Sur Fenêtres sur la nuit de Dan Vyleta

Il y a quelque chose de pourri dans le royaume d'Autriche! L'action de Fenêtres sur la nuit, de l'écrivain germano-canadien Dan Vyleta, roman que d'aucuns ont qualifié de « thriller claustrophobique », se déroule à Vienne en 1939. Résultat de l'Anschluss, l'Autriche est sous la botte des nazis et la population vit dans la crainte des dénonciations et des arrestations. C'est dans ce climat tendu de paranoïa extrême que survient un incident grotesque : quelqu'un a éventré le chien du Dr Speckstein. La mort brutale de l'animal n'est que le plus récent d'une série de meurtres inexpliqués. Un tueur en série serait-il à l'œuvre? Speckstein demande au docteur Anton Beer d'enquêter. Ce dernier fait la rencontre de l'hypocondriaque Zuzka, la nièce de Speckstein, qui lui fait alors découvrir l'immeuble et ses occupants. Et, parmi eux, peut-être un meurtrier... Dès lors, ce qui se présentait comme un banal polar d'enquête se transforme peu à peu en étude de mœurs, alors que le lecteur fait connaissance avec une galerie de personnages plus ou moins étranges, qui semblent tous avoir des secrets à cacher, et à travers lesquels l'auteur met en scène un microcosme de société dystopique rongée par la peur et la paranoïa, obsédée par sa seule survie, quoi qu'il en coûte.

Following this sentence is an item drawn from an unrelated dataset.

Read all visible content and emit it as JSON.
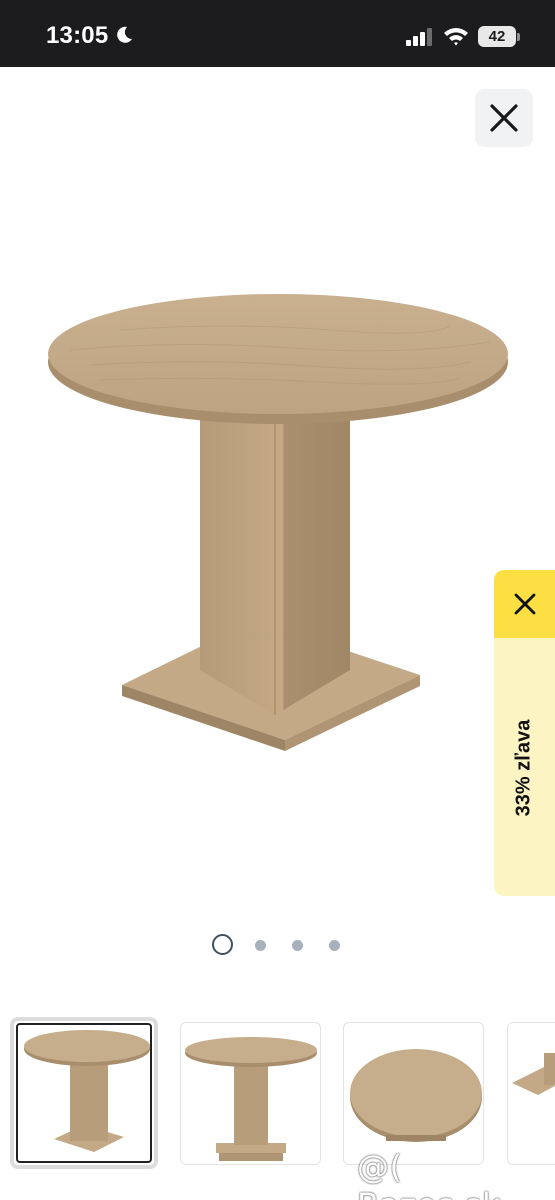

À cause de son écriture particulière, on a comparé le roman de Vyleta à certaines fictions de Graham Greene. Cependant, Vyleta ne fait que flirter avec les genres (polar, thriller, horreur) sans jamais tomber vraiment dans les conventions inhérentes à ces types de récits. Par son ambiance sombre, ses personnages qui frisent parfois le grotesque et ses actions brutales, Fenêtres sur la nuit n'est pas sans rappeler les films de l'expressionnisme allemand comme Docteur Mabuse, le joueur et M le maudit de Fritz Lang, ou Le cabinet du docteur Caligari de Robert Wiene.

À la fois semblant de polar et de roman noir, étude de mœurs mâtinée de récit historique, histoire d'amour tourmentée et œuvre transgenre qui flirte avec l'horreur et le gothique, Fenêtres sur la nuit s'inscrit dans la lignée de ces productions littéraires contemporaines, originales et inclassables, qui investissent allègrement les conventions génériques de la littérature populaire pour mieux les détourner, et auxquelles elles insufflent une sensibilité et une vision particulières. À cet effet, Fenêtres sur la nuit apparaît comme une sorte d'hybride néo-noir, qui transcende les règles du thriller pour en faire autre chose de plus complexe, de plus élaboré, ce quelque chose d'autre que d'aucuns appellent parfois littérature.